Appalachian Spring progressed through the movements: slowly, moderato, allegro. I couldn’t see what was going on. The anesthesiologist kept talking to me, I think, to distract me. I never felt the baby come out of me. I was numb from the waist down. Did a few seconds pass by? A few minutes? Muffled sounds.
“Oh wow, she’s so beautiful,” I heard my husband say. Everything must be okay, then, I thought. Distant sounds of crying, nurses and doctors talking simultaneously. We were now onto the fourth movement of Appalachian Spring. Fast. Six pounds. Stern commands from the obstetrician to the operating team. Apgar score. I didn’t feel as if I were actually in the room, until she was plopped into my arms, cleaned up, swaddled in the standard hospital blanket, with a little hat.

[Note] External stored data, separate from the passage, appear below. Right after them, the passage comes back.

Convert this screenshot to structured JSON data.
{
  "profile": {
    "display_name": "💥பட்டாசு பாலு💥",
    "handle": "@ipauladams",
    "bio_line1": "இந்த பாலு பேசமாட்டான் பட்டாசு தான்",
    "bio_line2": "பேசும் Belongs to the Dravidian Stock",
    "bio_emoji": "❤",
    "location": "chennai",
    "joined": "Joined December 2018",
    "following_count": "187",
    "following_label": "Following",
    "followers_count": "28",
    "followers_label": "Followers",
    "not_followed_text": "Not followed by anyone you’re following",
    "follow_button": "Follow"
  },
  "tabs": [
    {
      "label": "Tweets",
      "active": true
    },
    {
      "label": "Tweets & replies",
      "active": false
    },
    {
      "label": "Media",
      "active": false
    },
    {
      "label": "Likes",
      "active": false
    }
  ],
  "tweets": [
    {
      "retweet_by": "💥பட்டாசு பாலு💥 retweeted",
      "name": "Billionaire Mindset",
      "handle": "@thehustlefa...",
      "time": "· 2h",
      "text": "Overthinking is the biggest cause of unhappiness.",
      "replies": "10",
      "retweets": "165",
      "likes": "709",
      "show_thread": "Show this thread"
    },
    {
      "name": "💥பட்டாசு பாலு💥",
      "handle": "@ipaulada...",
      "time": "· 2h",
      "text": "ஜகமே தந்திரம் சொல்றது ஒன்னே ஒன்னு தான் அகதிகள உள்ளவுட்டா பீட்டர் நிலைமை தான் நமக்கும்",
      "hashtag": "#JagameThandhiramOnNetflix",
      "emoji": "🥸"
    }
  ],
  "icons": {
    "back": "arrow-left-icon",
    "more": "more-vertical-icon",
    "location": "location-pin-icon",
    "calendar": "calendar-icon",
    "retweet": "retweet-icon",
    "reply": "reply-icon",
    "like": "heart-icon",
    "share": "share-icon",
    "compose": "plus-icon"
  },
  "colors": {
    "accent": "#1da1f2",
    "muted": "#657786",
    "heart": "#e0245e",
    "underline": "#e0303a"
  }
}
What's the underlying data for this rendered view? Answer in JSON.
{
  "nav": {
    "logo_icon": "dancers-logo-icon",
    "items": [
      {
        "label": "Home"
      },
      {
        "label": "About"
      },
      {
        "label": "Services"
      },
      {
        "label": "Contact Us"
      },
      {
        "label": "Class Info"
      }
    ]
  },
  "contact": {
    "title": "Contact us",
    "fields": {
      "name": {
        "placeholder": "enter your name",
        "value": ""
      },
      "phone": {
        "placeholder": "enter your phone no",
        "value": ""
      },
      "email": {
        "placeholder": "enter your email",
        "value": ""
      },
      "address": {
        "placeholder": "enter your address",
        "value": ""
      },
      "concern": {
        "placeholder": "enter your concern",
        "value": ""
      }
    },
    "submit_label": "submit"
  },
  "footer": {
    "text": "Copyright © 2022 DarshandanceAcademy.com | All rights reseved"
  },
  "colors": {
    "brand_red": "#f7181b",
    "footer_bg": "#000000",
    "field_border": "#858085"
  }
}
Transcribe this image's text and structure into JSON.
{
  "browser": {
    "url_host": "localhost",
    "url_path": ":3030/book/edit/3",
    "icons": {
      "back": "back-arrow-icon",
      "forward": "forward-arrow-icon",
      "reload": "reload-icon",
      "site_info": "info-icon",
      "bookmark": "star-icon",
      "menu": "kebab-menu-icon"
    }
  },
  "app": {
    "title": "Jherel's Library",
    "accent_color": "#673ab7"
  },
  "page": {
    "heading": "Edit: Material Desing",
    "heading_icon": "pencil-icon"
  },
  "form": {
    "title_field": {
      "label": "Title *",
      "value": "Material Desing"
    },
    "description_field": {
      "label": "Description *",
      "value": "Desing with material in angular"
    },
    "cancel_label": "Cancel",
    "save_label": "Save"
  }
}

Lucia was born four weeks before her due date, on May 31, 2017, at 9:29 PM, forced out of my womb with forceps through a C-section incision. Where were the gentle hands of the midwives?
I don’t have a clear memory of anything the rest of the night. I’ve spent hours looking through the photos and video that Daniel took, like an investigator, trying to piece together the clues to figure out what happened. Drunk from whatever narcotic they’d given me, as the effects of the spinal began to wear off, I rattled nonsense to the nurses. The last thing I remember was watching the ceiling spin before I passed out from exhaustion.
We knew there were risks to having an external cephalic version, including tearing of the placenta and preterm labor. But the risks were small. And I just happened to be on the wrong side of the statistics. If we hadn’t had the ECV, Lucia would have remained breech, and the obstetrician would have just delivered her naturally
Or maybe she would have turned head-down on her own. Or she wouldn’t have been breech in the first place if I’d stayed with an obstetrician the whole time. I’d read somewhere that babies were sometimes breech if the mothers were too anxious. Perhaps, no matter what I did, I would have had a C-section anyway. But at least, if we’d planned for it, I would have been able to pack a toothbrush and a pair of slippers.